Different short sellers have their own preferences. Gotham, for example, is known for shorting European companies. The muddy waters betting against Lucky this time mainly prefer Chinese companies, and its founder Carlson Bullock says the name comes from the Chinese idiom "fishing in troubled waters".

Suspension and delisting is not the only result of being shorted.

But the essence of shorting is only a path of capital game, not a death knell to declare a company bankrupt.

It is normal for stocks to fall after shorting, and most of them will recover within a few days or a week. Of the 10 Chinese stocks that have been shorted recently, 8 have rebounded to varying degrees, and most of them have rebounded to unprecedented levels.
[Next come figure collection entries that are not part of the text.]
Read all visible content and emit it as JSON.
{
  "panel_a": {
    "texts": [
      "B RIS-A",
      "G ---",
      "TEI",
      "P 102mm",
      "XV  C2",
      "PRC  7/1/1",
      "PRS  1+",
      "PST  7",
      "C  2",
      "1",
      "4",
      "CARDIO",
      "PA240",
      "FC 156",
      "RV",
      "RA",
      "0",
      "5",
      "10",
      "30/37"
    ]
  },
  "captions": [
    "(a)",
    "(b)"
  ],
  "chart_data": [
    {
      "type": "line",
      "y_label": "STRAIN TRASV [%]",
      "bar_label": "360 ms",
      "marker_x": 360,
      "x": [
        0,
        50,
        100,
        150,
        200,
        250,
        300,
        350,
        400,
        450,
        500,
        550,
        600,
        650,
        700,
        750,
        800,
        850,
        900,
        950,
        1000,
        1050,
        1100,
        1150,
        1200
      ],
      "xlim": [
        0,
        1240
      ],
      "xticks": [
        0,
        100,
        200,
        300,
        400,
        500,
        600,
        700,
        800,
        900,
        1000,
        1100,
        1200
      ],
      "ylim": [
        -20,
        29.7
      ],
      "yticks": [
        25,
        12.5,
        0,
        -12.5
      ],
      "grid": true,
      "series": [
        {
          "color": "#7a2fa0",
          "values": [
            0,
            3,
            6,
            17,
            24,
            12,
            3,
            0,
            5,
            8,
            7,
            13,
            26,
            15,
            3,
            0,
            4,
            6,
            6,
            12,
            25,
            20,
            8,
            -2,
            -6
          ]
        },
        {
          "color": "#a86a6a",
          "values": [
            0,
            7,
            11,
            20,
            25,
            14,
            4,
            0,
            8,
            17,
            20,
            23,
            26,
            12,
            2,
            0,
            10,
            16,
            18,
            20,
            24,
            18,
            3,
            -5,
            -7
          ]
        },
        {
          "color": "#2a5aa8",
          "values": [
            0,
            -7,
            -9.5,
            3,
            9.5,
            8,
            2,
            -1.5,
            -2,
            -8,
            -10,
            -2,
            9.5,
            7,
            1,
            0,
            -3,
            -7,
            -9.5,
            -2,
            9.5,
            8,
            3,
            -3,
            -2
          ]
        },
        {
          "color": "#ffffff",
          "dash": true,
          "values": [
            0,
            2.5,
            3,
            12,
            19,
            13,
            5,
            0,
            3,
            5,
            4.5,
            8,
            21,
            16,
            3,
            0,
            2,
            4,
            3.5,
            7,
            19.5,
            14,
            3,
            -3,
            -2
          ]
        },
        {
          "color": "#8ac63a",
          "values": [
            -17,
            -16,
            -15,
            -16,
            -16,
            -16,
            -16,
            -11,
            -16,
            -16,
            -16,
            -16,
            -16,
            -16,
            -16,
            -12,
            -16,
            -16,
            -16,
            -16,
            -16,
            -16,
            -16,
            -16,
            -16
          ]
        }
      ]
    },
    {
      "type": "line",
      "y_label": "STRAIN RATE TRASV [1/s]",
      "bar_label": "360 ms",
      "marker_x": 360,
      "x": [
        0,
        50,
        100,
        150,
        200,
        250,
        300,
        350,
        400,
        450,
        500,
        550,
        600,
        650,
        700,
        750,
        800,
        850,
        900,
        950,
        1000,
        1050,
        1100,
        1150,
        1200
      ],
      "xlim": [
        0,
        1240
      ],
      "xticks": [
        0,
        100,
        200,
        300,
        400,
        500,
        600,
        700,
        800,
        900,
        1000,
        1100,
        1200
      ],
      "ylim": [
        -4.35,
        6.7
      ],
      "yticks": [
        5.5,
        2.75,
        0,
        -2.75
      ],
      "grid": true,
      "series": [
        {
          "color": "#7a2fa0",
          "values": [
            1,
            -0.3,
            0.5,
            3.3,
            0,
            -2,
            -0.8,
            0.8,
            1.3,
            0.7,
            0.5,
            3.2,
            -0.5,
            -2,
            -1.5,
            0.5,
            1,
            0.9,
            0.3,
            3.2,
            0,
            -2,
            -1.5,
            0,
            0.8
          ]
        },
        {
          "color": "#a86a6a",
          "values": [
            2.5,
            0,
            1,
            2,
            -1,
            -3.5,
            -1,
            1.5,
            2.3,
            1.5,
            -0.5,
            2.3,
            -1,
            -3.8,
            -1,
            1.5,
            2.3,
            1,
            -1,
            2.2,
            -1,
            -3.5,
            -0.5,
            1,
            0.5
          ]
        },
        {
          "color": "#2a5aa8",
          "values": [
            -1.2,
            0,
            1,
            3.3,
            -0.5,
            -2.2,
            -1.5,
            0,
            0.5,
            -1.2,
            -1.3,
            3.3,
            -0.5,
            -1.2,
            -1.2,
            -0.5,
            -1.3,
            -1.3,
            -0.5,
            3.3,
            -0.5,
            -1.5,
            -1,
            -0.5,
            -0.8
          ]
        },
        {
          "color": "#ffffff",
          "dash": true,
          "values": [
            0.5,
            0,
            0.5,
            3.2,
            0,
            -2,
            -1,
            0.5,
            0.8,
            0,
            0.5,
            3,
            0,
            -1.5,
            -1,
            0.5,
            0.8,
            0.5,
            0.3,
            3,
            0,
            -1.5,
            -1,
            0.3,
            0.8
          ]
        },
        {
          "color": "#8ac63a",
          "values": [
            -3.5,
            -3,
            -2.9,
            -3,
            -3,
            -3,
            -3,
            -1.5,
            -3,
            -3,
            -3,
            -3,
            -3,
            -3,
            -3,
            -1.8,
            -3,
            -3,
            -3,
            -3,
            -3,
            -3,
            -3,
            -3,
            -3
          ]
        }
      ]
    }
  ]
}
If Chinese companies respond quickly and respond to short-selling questions in a timely manner, they will be able to escape. New Oriental Education & Technology Group was shorted by Citron and Muddy Waters twice in 2009 and 2012, and its shares fell as much as 35 per cent at one point. Subsequently, the senior management represented by Yu Minhong issued an announcement to stabilize the market, set up an independent special committee, cooperated with the SEC investigation, and finally succeeded in returning the stock price to normal.

But if the company's response is not strong enough, it is likely to fall behind the "short-selling sequelae". For example, "who to learn from", which was shorted by grizzly bears some time ago, fell more than 10% in after-hours trading on April 8 due to the aftermath of Lucky iQIYI, Inc..

Companies that expose financial fraud are not so easy to turn around. At present, Ruixing has suspended trading on NASDAQ. The way that iQIYI, Inc., who was shorted, and TAL Education Group, who recently exposed financial problems, will also greatly affect the confidence of their investors.

Edit / Edward

The translation is provided by third-party software.